We were lucky with the tide this morning. There is a very small window to visit Cathedral Cave before it floods or before a reef shows up in the water that we cannot cross. This natural sandstone cave has different weathering patterns, exposing the white stone as well as coloured parts. Red iron oxide, green and black from different algae, and yellow can all be admired. We found tracks of the local monjon, a rock wallaby species, as well as the elusive northern quoll. Since the acoustics are so great, we tried it out: naturalist/photo instructor Tani sang a popular Australian folk song, “Waltzing Mathilda.” Upon returning to the ship, there was an announcement: humpback whales! This certainly motivated us to head to the decks with our cameras. How often do you have lunch with whales breaching beside you?

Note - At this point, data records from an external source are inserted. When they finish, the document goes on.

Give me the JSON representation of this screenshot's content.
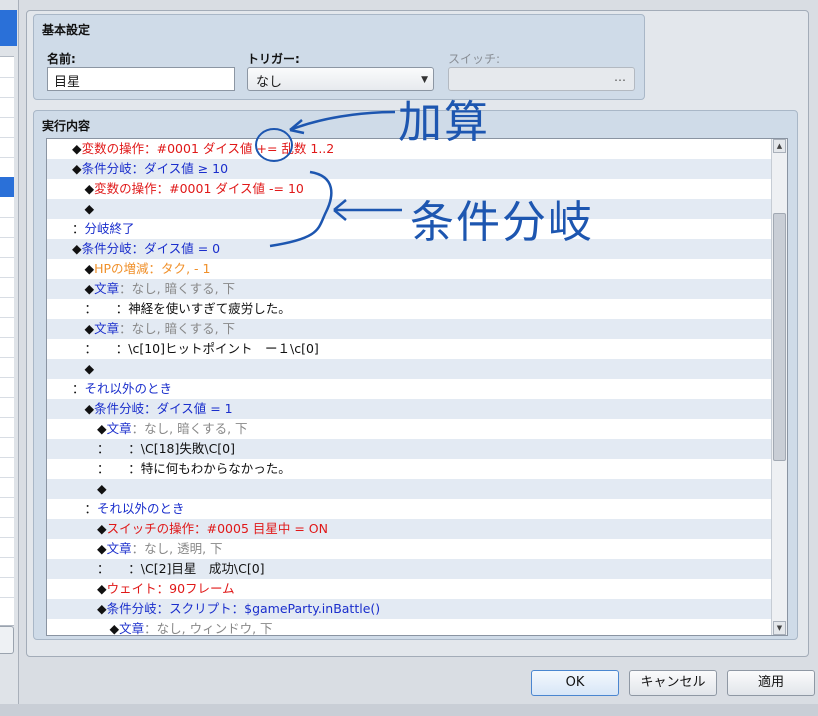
{
  "basic_settings": {
    "title": "基本設定",
    "name_label": "名前:",
    "name_value": "目星",
    "trigger_label": "トリガー:",
    "trigger_value": "なし",
    "switch_label": "スイッチ:",
    "switch_value": ""
  },
  "execution": {
    "title": "実行内容",
    "rows": [
      [
        {
          "t": "　　◆",
          "c": "black"
        },
        {
          "t": "変数の操作：#0001 ダイス値 += 乱数 1..2",
          "c": "red"
        }
      ],
      [
        {
          "t": "　　◆",
          "c": "black"
        },
        {
          "t": "条件分岐：ダイス値 ≥ 10",
          "c": "blue"
        }
      ],
      [
        {
          "t": "　　　◆",
          "c": "black"
        },
        {
          "t": "変数の操作：#0001 ダイス値 -= 10",
          "c": "red"
        }
      ],
      [
        {
          "t": "　　　◆",
          "c": "black"
        }
      ],
      [
        {
          "t": "　　：",
          "c": "black"
        },
        {
          "t": "分岐終了",
          "c": "blue"
        }
      ],
      [
        {
          "t": "　　◆",
          "c": "black"
        },
        {
          "t": "条件分岐：ダイス値 = 0",
          "c": "blue"
        }
      ],
      [
        {
          "t": "　　　◆",
          "c": "black"
        },
        {
          "t": "HPの増減：タク, - 1",
          "c": "orange"
        }
      ],
      [
        {
          "t": "　　　◆",
          "c": "black"
        },
        {
          "t": "文章",
          "c": "blue"
        },
        {
          "t": "：なし, 暗くする, 下",
          "c": "gray"
        }
      ],
      [
        {
          "t": "　　　：　　：",
          "c": "black"
        },
        {
          "t": "神経を使いすぎて疲労した。",
          "c": "black"
        }
      ],
      [
        {
          "t": "　　　◆",
          "c": "black"
        },
        {
          "t": "文章",
          "c": "blue"
        },
        {
          "t": "：なし, 暗くする, 下",
          "c": "gray"
        }
      ],
      [
        {
          "t": "　　　：　　：",
          "c": "black"
        },
        {
          "t": "\\c[10]ヒットポイント　ー１\\c[0]",
          "c": "black"
        }
      ],
      [
        {
          "t": "　　　◆",
          "c": "black"
        }
      ],
      [
        {
          "t": "　　：",
          "c": "black"
        },
        {
          "t": "それ以外のとき",
          "c": "blue"
        }
      ],
      [
        {
          "t": "　　　◆",
          "c": "black"
        },
        {
          "t": "条件分岐：ダイス値 = 1",
          "c": "blue"
        }
      ],
      [
        {
          "t": "　　　　◆",
          "c": "black"
        },
        {
          "t": "文章",
          "c": "blue"
        },
        {
          "t": "：なし, 暗くする, 下",
          "c": "gray"
        }
      ],
      [
        {
          "t": "　　　　：　　：",
          "c": "black"
        },
        {
          "t": "\\C[18]失敗\\C[0]",
          "c": "black"
        }
      ],
      [
        {
          "t": "　　　　：　　：",
          "c": "black"
        },
        {
          "t": "特に何もわからなかった。",
          "c": "black"
        }
      ],
      [
        {
          "t": "　　　　◆",
          "c": "black"
        }
      ],
      [
        {
          "t": "　　　：",
          "c": "black"
        },
        {
          "t": "それ以外のとき",
          "c": "blue"
        }
      ],
      [
        {
          "t": "　　　　◆",
          "c": "black"
        },
        {
          "t": "スイッチの操作：#0005 目星中 = ON",
          "c": "red"
        }
      ],
      [
        {
          "t": "　　　　◆",
          "c": "black"
        },
        {
          "t": "文章",
          "c": "blue"
        },
        {
          "t": "：なし, 透明, 下",
          "c": "gray"
        }
      ],
      [
        {
          "t": "　　　　：　　：",
          "c": "black"
        },
        {
          "t": "\\C[2]目星　成功\\C[0]",
          "c": "black"
        }
      ],
      [
        {
          "t": "　　　　◆",
          "c": "black"
        },
        {
          "t": "ウェイト：90フレーム",
          "c": "red"
        }
      ],
      [
        {
          "t": "　　　　◆",
          "c": "black"
        },
        {
          "t": "条件分岐：スクリプト：$gameParty.inBattle()",
          "c": "blue"
        }
      ],
      [
        {
          "t": "　　　　　◆",
          "c": "black"
        },
        {
          "t": "文章",
          "c": "blue"
        },
        {
          "t": "：なし, ウィンドウ, 下",
          "c": "gray"
        }
      ]
    ]
  },
  "buttons": {
    "ok": "OK",
    "cancel": "キャンセル",
    "apply": "適用"
  },
  "annotations": {
    "addition": "加算",
    "branch": "条件分岐"
  },
  "colors": {
    "red": "#e01818",
    "blue": "#1a2ecc",
    "orange": "#f0902a",
    "gray": "#888888",
    "black": "#111111",
    "annotation": "#1d56b0"
  },
  "icons": {
    "trigger_dropdown": "chevron-down-icon",
    "switch_picker": "ellipsis-icon",
    "scroll_up": "scroll-up-arrow-icon",
    "scroll_down": "scroll-down-arrow-icon"
  }
}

In the afternoon, we visited another beach for a walk and art site. The Wandjina site is highly respected by Aboriginal people, and we appreciated the fact that we could visit and learn more while taking pictures. This art style is between 5000 and 6000 years old, and at this particular site, we also found contact art that is only 300 years old. In Aboriginal terms, this is young. Between timeless spirits and the animals that have lived in this environment, new people in boats came to visit this coast in the 17th century. This was all documented by the local Aboriginal people. We came back to the ship in high spirits.

The kitchen had a special dinner plan for us: they put on an Aussie barbecue in the outdoor café. We enjoyed our dinner under the stars in the balmy air while the ship slowly took us to our next destination. The crew put on a special show for us. What a bunch of talented people. They look after all our needs, entertain us, and have a great time alongside us. A lot of laughter and happy thoughts ended our evening before we retired. Every day seems to be the best day so far.